Of all the bars in all the world

Shaikh is a classic example of how coincidentalists refuse to connect dots in defiance of all reason.

Officially, we are supposed to believe two of the hijackers just happened to shack up with an FBI informant, in Shaikh, and they "accidentally" encountered al-Bayoumi, a Saudi spy, at a local restaurant (217). You know how that goes: Sometimes you just happen to run into Saudi spies and FBI informants at every turn! Happens to me all the time!

We're also supposed to accept that when it is convenient for the FBI, they believe KSM, and when it isn't, they don't. So, the 9/11 Commission Report tells us, “In detention, KSM denies that al Qaeda had any agents in Southern California. We do not credit this denial” (215). Of course, we believe KSM masterminded 31 different terror plots, including 9/11! But when he tells us al-Qaeda, whatever that is, has no agents in SoCal, we think he's full of it.

And al-Bayoumi just happens to be receiving monthly payments from Princess Haifa bint Faisal, the wife of Bandar bin Sultan, the Saudi ambassador to the U.S who has a more than friendly relationship with the President (“Bandar Bush”).

Hey, shit happens, right? You "conspiracy theorists" just feel more comfortable believing that there is some ordering pattern behind these events. But it's just a bunch of guys who happen to be connected to the President and his oil oligarchy friends, and they just happen to be involved in an iconic terror attack that set the President's agenda for the past six years. This sort of thing happens all the time. ;-)

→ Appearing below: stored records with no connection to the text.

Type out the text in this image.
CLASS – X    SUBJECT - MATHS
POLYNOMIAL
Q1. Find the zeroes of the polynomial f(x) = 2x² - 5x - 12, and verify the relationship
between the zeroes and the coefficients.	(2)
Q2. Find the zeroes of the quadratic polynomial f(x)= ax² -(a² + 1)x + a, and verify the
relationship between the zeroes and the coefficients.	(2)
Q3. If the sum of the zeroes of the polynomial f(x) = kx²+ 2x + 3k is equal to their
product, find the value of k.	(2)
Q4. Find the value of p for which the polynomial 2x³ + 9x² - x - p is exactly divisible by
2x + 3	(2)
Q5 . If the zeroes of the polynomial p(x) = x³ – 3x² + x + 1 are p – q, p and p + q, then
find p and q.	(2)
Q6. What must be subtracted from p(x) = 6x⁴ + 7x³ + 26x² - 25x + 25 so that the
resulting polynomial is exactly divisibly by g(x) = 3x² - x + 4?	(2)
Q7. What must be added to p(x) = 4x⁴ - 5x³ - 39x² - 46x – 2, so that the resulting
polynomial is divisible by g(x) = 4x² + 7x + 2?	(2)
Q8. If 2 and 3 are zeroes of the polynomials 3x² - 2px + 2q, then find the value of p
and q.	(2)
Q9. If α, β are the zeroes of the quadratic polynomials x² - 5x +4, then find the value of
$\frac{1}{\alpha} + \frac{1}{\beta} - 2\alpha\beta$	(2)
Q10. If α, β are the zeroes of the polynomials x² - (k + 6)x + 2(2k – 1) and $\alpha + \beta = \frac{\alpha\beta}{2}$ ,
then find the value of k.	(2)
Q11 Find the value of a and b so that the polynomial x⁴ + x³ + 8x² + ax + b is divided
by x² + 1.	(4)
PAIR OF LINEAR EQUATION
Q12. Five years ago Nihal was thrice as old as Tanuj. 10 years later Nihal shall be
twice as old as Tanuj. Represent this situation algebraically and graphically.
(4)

when i read this in "terror

when i read this in "terror timeline" i was shocked...he worked for the FBI, lived with "hijackers" and nobody got caught...this rarely even gets brought up

just reminds me how much of a slam dunk our case really is


Certainly lends credibility to the idea that not everything was investigated regarding the 9/11 attacks, and again, points to the White House as the reason why.

However, I can see how this information offends those who insist there were no hijackers (score of 6.9). Seems like the most incriminating information regarding the attacks is shunned the most. Oh well.

A "Full And Complete Accounting" Of The 9/11 Attacks

If memory serves...

... there was a bit about this in EGLS, which had quite a lot of additional information. He had a false degree and was connected to somebody in the military or something. If he wasn't reporting on Alhazmi and Almihdhar to his FBI handler Steve Butler, maybe he was reporting on them to somebody else.